"Janji kita bakal temenan aja?"
"Ya, gue janji."
Riku dan Tori (panggilan akrab Historia) mengaitkan jari kelingking mereka satu sama lain. Bersumpah bahwa tidak akan ada hubungan romantis di antara mereka, dan hubungan mereka hanyalah sebatas persahabatan.
Namun, tetap saja tidak ada orang yang percaya akan hal tersebut.
Riku dan Tori telah mengenal satu sama lain sejak SMP. Saat itu, mereka sekelas. Tapi waktu di SMA mereka beda kelas. Tori masuk IPA, Riku masuk IPS. Walaupun begitu, mereka tetap dekat. Banyak teman yang menganggap mereka jadian, tapi tidak diacuhkan oleh mereka berdua.

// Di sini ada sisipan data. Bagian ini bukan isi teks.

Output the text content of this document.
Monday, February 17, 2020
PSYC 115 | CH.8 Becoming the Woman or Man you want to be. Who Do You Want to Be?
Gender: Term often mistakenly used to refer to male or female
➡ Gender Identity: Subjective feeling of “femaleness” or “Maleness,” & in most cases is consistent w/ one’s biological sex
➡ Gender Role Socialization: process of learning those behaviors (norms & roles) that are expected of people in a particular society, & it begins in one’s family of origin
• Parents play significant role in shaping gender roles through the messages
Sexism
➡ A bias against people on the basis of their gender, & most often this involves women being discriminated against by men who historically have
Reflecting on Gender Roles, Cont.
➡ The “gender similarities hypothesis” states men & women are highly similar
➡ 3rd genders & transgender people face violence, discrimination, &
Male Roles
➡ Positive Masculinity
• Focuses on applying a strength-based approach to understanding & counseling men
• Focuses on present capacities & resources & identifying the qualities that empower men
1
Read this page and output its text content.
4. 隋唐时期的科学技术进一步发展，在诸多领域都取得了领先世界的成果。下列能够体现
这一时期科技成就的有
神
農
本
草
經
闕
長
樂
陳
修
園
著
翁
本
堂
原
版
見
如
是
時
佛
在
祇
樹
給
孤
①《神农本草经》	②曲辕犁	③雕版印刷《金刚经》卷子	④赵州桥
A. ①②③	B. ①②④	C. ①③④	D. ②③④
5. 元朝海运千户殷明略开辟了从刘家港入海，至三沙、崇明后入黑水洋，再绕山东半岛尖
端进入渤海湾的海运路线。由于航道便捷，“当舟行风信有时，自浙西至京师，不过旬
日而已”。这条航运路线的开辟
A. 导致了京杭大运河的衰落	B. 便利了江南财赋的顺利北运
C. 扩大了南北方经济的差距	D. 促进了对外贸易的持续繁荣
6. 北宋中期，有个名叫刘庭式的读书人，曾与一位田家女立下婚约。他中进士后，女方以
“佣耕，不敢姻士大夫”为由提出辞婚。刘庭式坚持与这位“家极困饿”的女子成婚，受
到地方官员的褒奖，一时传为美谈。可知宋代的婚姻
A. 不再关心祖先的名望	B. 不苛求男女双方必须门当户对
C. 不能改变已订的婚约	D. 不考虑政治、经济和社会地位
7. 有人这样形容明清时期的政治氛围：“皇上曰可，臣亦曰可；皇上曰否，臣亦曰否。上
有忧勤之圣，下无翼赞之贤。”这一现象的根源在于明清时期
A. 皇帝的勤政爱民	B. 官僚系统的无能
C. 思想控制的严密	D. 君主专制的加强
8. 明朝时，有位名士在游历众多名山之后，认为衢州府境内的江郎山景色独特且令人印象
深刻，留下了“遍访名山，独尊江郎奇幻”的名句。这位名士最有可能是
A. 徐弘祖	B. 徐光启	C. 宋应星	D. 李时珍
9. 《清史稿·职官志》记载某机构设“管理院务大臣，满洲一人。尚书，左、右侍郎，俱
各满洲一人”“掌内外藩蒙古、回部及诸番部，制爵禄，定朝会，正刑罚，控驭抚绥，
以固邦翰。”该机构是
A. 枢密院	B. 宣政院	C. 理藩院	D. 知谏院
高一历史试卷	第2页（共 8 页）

Riku adalah cowok pemalu yang kreatif dan cerdas. Dia suka menggambar dan juga menulis, pendengar yang baik, dan tertarik sama hal-hal berbau ilmu sosial. Sedangkan Historia suka bergaul, penolong, altruistik, dan tertarik sama ilmu kedokteran.
Tibalah saat kelulusan SMA. Riku dan Tori harus bener-bener pisah sekolah kali ini. Tori diterima di Fakultas Kedokteran Universitas Indonesia jurusan Keperawatan, sedangkan Riku kuliah dua jurusan: Desain Komunikasi Visual sekaligus Psikologi di Binus University. Riku juga ikut kursus bahasa Inggris di LIA untuk mempertajam kemampuan menulisnya.
Tori dan Riku sempat menjauh satu sama lain karena kesibukan mereka walaupun masih suka kontak seenggaknya seminggu sekali.
Mereka lulus pas umur 23, dan Riku ngejar S2 Psikologi di Universitas Atma Jaya. Dia lulus di umur 25.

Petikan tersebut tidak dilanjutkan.